Anyway I use a program called pandoc to output the HTML (which I want to have it be XHTML5).

The command line I presently use is:

pandoc --strict some.md -o some.html

In other words I go from an .md file containing markdown to a file containing...well...what seems like regular HTML.

Now if that all makes sense...therein lies my dilemna.

How do I output XHTML and NOT regular ol HTML using pandoc?

I've Googled and Googled yesterday and today and can't find a thing on this.

I know that the differences between HTML and XHTML5 are pretty minor really (for purposes of P tags and such) but still...I prefer to have a program like pandoc spit out properly formed XHTML instead of going through by hand to convert HTML to XHTML.

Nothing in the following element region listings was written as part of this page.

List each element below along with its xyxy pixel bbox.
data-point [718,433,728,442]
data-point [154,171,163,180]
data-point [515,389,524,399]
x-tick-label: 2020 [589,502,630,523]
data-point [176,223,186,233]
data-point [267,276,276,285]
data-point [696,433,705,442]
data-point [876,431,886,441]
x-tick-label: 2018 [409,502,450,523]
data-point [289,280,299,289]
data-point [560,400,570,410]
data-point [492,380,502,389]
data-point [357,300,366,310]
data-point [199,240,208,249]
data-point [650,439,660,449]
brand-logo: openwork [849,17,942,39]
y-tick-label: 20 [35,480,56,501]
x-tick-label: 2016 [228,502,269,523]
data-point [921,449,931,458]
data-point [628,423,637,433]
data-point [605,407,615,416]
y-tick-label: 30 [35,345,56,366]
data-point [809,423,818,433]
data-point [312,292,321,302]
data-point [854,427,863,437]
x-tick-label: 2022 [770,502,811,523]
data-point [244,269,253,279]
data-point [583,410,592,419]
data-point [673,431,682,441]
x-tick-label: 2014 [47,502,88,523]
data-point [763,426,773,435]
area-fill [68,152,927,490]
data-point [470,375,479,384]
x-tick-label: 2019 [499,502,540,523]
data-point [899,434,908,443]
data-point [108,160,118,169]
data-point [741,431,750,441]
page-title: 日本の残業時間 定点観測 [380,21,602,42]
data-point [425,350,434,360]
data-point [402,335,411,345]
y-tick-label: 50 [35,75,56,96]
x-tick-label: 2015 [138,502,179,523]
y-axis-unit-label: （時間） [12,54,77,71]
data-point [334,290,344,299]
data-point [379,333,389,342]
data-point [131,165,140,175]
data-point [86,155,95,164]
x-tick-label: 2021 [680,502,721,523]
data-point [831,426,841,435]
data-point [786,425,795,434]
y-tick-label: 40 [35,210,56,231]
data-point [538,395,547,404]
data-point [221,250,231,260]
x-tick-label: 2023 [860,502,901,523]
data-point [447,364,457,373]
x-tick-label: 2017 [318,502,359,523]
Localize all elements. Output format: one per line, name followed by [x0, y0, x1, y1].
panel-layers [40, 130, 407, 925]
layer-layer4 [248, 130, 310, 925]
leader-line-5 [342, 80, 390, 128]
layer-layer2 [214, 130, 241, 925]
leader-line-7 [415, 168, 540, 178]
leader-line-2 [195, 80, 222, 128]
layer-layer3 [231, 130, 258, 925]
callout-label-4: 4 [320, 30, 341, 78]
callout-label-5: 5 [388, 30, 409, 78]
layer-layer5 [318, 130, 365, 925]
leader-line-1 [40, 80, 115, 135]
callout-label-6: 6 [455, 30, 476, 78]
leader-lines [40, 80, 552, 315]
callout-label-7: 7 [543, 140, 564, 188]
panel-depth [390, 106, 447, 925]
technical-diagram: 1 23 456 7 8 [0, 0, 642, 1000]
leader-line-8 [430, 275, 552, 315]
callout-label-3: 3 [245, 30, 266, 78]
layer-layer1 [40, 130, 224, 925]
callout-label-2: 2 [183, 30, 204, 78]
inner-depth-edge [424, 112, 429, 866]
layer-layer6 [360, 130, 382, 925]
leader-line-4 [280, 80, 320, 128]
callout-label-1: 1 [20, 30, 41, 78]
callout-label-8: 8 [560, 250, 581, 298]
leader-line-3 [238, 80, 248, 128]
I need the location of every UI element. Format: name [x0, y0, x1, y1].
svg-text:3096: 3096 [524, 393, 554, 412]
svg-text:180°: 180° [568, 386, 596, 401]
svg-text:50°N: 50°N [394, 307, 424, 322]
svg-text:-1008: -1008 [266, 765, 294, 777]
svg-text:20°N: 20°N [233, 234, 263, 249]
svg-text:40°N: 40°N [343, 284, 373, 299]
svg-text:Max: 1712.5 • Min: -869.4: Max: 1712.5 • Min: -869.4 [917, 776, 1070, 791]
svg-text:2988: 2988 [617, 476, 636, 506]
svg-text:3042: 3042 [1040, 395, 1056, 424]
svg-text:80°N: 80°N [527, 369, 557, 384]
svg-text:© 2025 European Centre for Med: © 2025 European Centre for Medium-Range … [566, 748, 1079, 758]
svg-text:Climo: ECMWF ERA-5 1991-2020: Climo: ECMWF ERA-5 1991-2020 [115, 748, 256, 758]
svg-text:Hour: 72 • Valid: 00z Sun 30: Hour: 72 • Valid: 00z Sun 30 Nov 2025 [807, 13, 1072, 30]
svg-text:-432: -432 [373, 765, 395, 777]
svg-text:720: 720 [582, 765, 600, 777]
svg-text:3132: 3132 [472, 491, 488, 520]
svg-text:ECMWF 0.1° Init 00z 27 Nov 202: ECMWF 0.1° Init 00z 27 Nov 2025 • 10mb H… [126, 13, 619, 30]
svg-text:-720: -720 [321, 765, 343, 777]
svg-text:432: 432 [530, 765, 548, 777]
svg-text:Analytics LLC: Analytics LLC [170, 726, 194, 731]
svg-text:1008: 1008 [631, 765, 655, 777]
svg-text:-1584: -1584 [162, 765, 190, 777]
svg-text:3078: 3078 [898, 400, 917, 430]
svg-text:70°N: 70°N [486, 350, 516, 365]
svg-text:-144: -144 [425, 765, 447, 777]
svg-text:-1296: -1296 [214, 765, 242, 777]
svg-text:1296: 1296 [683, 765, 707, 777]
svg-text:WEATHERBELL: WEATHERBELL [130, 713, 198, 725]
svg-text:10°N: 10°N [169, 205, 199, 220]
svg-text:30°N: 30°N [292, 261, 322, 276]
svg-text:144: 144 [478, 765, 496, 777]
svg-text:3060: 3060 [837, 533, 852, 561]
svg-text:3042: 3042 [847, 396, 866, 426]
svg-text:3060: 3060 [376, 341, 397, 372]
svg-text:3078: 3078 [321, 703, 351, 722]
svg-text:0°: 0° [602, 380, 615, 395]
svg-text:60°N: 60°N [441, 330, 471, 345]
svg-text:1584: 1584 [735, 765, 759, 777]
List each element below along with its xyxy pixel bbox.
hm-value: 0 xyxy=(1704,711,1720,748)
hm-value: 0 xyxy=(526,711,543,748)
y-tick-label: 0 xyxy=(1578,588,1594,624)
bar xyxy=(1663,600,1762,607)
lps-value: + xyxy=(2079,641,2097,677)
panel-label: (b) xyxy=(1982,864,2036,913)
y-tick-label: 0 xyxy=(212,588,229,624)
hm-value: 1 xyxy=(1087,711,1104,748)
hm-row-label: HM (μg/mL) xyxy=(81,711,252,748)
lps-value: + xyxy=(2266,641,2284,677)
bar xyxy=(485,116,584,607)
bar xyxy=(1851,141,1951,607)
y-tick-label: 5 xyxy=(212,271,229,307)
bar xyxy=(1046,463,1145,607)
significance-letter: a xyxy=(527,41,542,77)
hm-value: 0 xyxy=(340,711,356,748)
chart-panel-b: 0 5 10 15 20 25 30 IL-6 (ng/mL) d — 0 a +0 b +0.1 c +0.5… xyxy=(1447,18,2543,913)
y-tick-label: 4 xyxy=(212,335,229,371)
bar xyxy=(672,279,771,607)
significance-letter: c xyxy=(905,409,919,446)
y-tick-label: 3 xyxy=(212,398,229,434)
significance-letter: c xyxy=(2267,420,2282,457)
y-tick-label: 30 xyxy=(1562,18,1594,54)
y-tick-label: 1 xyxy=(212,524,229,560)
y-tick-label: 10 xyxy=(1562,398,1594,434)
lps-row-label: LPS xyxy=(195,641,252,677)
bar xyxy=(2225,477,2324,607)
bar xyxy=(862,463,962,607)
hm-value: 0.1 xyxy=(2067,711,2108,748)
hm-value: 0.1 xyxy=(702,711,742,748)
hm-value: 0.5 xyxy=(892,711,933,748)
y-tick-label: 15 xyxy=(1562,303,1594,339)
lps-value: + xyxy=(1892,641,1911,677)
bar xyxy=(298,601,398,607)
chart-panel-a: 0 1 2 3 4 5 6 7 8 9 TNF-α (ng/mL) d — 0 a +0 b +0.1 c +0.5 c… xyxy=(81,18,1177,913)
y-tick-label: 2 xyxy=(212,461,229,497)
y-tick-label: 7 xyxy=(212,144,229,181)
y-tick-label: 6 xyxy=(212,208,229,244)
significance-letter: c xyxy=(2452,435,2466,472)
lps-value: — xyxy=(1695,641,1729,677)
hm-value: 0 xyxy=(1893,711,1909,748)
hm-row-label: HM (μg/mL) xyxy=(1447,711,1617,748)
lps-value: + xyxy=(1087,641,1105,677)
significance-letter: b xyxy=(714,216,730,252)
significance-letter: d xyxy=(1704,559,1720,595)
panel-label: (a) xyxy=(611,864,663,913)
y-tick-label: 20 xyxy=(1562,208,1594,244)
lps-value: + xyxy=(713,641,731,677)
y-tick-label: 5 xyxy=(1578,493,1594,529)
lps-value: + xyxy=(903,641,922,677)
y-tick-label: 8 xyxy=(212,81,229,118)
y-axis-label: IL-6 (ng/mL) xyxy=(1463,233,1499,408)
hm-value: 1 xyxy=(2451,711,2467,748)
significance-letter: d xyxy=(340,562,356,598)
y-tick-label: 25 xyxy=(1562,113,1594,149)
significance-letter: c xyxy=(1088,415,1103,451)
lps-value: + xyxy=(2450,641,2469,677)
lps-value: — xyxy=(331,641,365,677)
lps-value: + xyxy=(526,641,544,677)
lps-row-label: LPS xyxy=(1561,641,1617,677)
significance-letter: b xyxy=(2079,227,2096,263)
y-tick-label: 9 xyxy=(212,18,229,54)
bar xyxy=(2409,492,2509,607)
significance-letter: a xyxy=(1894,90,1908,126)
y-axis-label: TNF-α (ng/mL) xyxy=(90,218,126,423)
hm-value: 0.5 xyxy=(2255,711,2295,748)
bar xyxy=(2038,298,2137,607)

If pandoc doesn't cut it as far as outputting XHTML anybody know of any other wonderful program like pandoc that will?

Anybody?

Carlos

PS. Hmm...I wonder what is with the huge space the forum puts between the word "Code" and the code? Oops...the huge space went away after I edited and added this PS. Hmm...

dgatwood
02-21-2013, 03:08 AM
Try running it through a validator. It will probably "just work". Most software that outputs HTML does so using an XML-compatible form, or very nearly so. The likely exceptions can usually be fixed with a simple regular expression or other substitution, e.g.

cat file.html | sed 's/<hr>/<hr \/>/g' > newfile.html


or, in English, replace <hr> with <hr />. That's just about the only difference you're likely to run into. That and possibly the need to add </link> closing tags if the files include any CSS or </meta> tags if the files include any meta tags.

Ah. According to Pandoc's documentation, its html output mode is actually xhtml 1.0. Weird. So just add -t html and you should be good.

carlosbcg
02-21-2013, 03:24 AM
Ah. According to Pandoc's documentation, its html output mode is actually xhtml 1.0. Weird. So just add -t html and you should be good.

I saw that little snippet of conversion goodness a couple of hours after I posted my thread here but thanks for pointing that out.

One can also apparently use an -o html5 flag to output HTML5.

Or is it also an XHTML variety? I'll have to check the output code on that I guess.

That is what can make all this so confusing. Is that all these companies and software will sometimes intermix all these terms as being one thing when they actually mean another. People get sloppy with all these terms and are not precise and one ends up in a mess of confusion.

Oh well.

Carlos

dgatwood
02-21-2013, 09:57 PM
No idea. HTML5 can be XML or it can be old-style.